The Supreme Court’s ruling that states can ban affirmative action in college admissions is still reverberating this week. Of course, eight states have already done it. California was the first, sixteen years ago. And the California story is eye-opening. In the first year of the ban, black and Latino admission rates plummeted by half. They’re still way down. And Asian-American admissions soared. Way beyond their percentage of the population. Now Asian-Americans are California’s number one opponents of affirmative action. This hour On Point: College admissions and the California story.
-- Tom Ashbrook
Gary Orfield, professor of education, law, political science and urban planning at the University of California, Los Angeles.
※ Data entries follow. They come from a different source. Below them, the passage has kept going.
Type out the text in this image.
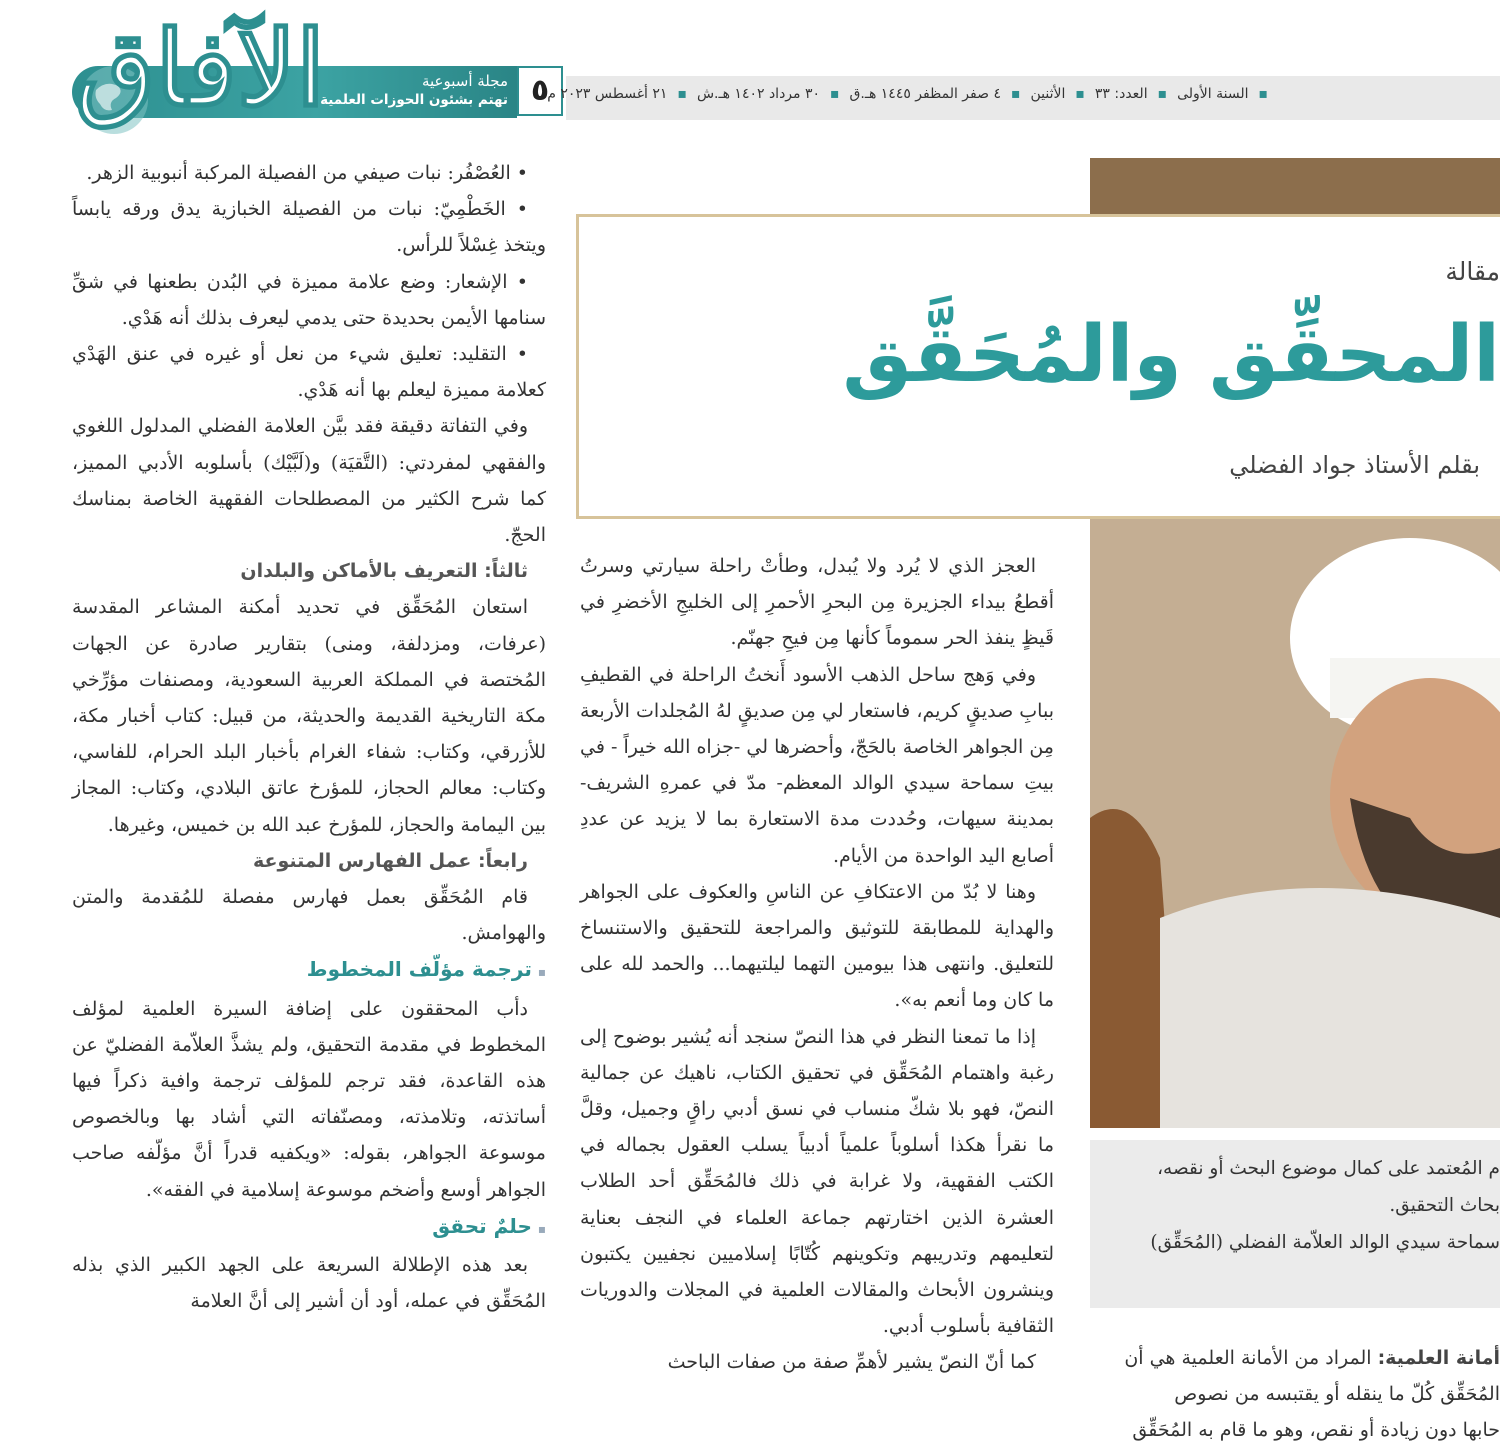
الآفاق	مجلة أسبوعية
تهتم بشئون الحوزات العلمية ٥	▪السنة الأولى▪العدد: ٣٣▪الأثنين▪٤ صفر المظفر ١٤٤٥ هـ.ق▪٣٠ مرداد ١٤٠٢ هـ.ش▪٢١ أغسطس ٢٠٢٣ م
مقالة
المحقِّق والمُحَقَّق
بقلم الأستاذ جواد الفضلي

• العُصْفُر: نبات صيفي من الفصيلة المركبة أنبوبية الزهر.

• الخَطْمِيّ: نبات من الفصيلة الخبازية يدق ورقه يابساً ويتخذ غِسْلاً للرأس.

• الإشعار: وضع علامة مميزة في البُدن بطعنها في شقِّ سنامها الأيمن بحديدة حتى يدمي ليعرف بذلك أنه هَدْي.

• التقليد: تعليق شيء من نعل أو غيره في عنق الهَدْي كعلامة مميزة ليعلم بها أنه هَدْي.

وفي التفاتة دقيقة فقد بيَّن العلامة الفضلي المدلول اللغوي والفقهي لمفردتي: (التَّقيَة) و(لَبَّيْك) بأسلوبه الأدبي المميز، كما شرح الكثير من المصطلحات الفقهية الخاصة بمناسك الحجّ.

ثالثاً: التعريف بالأماكن والبلدان

استعان المُحَقِّق في تحديد أمكنة المشاعر المقدسة (عرفات، ومزدلفة، ومنى) بتقارير صادرة عن الجهات المُختصة في المملكة العربية السعودية، ومصنفات مؤرِّخي مكة التاريخية القديمة والحديثة، من قبيل: كتاب أخبار مكة، للأزرقي، وكتاب: شفاء الغرام بأخبار البلد الحرام، للفاسي، وكتاب: معالم الحجاز، للمؤرخ عاتق البلادي، وكتاب: المجاز بين اليمامة والحجاز، للمؤرخ عبد الله بن خميس، وغيرها.

رابعاً: عمل الفهارس المتنوعة

قام المُحَقِّق بعمل فهارس مفصلة للمُقدمة والمتن والهوامش.

▪ ترجمة مؤلّف المخطوط

دأب المحققون على إضافة السيرة العلمية لمؤلف المخطوط في مقدمة التحقيق، ولم يشذَّ العلاّمة الفضليّ عن هذه القاعدة، فقد ترجم للمؤلف ترجمة وافية ذكراً فيها أساتذته، وتلامذته، ومصنّفاته التي أشاد بها وبالخصوص موسوعة الجواهر، بقوله: «ويكفيه قدراً أنَّ مؤلّفه صاحب الجواهر أوسع وأضخم موسوعة إسلامية في الفقه».

▪ حلمٌ تحقق

بعد هذه الإطلالة السريعة على الجهد الكبير الذي بذله المُحَقِّق في عمله، أود أن أشير إلى أنَّ العلامة

العجز الذي لا يُرد ولا يُبدل، وطأتْ راحلة سيارتي وسرتُ أقطعُ بيداء الجزيرة مِن البحرِ الأحمرِ إلى الخليجِ الأخضرِ في قَيظٍ ينفذ الحر سموماً كأنها مِن فيحِ جهنّم.

وفي وَهج ساحل الذهب الأسود أَنختُ الراحلة في القطيفِ ببابِ صديقٍ كريم، فاستعار لي مِن صديقٍ لهُ المُجلدات الأربعة مِن الجواهر الخاصة بالحَجّ، وأحضرها لي -جزاه الله خيراً - في بيتِ سماحة سيدي الوالد المعظم- مدّ في عمرهِ الشريف- بمدينة سيهات، وحُددت مدة الاستعارة بما لا يزيد عن عددِ أصابع اليد الواحدة من الأيام.

وهنا لا بُدّ من الاعتكافِ عن الناسِ والعكوف على الجواهر والهداية للمطابقة للتوثيق والمراجعة للتحقيق والاستنساخ للتعليق. وانتهى هذا بيومين التهما ليلتيهما... والحمد لله على ما كان وما أنعم به».

إذا ما تمعنا النظر في هذا النصّ سنجد أنه يُشير بوضوح إلى رغبة واهتمام المُحَقِّق في تحقيق الكتاب، ناهيك عن جمالية النصّ، فهو بلا شكّ منساب في نسق أدبي راقٍ وجميل، وقلَّ ما نقرأ هكذا أسلوباً علمياً أدبياً يسلب العقول بجماله في الكتب الفقهية، ولا غرابة في ذلك فالمُحَقِّق أحد الطلاب العشرة الذين اختارتهم جماعة العلماء في النجف بعناية لتعليمهم وتدريبهم وتكوينهم كُتّابًا إسلاميين نجفيين يكتبون وينشرون الأبحاث والمقالات العلمية في المجلات والدوريات الثقافية بأسلوب أدبي.

كما أنّ النصّ يشير لأهمِّ صفة من صفات الباحث

م المُعتمد على كمال موضوع البحث أو نقصه،
بحاث التحقيق.
سماحة سيدي الوالد العلاّمة الفضلي (المُحَقِّق)
أمانة العلمية: المراد من الأمانة العلمية هي أن
المُحَقِّق كُلّ ما ينقله أو يقتبسه من نصوص
حابها دون زيادة أو نقص، وهو ما قام به المُحَقِّق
Co-director of the Civil Rights Project at UCLA. Co-author of "Educational Delusions?: Why Choice Can Deepen Inequality and How to Make Schools Fair," "The Resegregation of Suburban Schools: A Hidden Crisis in American Education" and "Higher Education and the Color Line."
Carlos Munoz, Jr., professor emeritus in the department of ethnic studies at the University of California, Berkeley.
Henry Liem, philosophy professor at San Jose City College.
Associated Press: California bill reignites affirmative action -- "Nearly 20 years after California became the first state to ban the use of race and ethnicity in college admissions, a proposal to reinstate affirmative action has sparked a backlash that is forging a new divide in the state's powerful Democratic Party and creating opportunity for conservatives."
San Jose Mercury News: California's affirmative action ban bolstered by Supreme Court ruling -- "By upholding a Michigan law nearly identical to California's, the ruling left only a legislative — or ballot initiative — route for allowing racial and gender preferences in public college admissions, contracts and hiring."
Los Angeles Times: Affirmative action at California colleges: A debate based on fear -- "Instead of deciding based on misinformation or fear, and worrying about narrow group interests, we can have a more principled conversation about whether a racially diverse college-educated population is important for a stable and equitable California. Proponents of affirmative action will also need to make a much stronger case for why existing programs to ensure diversity are insufficient, including one that admits the top 9% of students from most high schools in the state."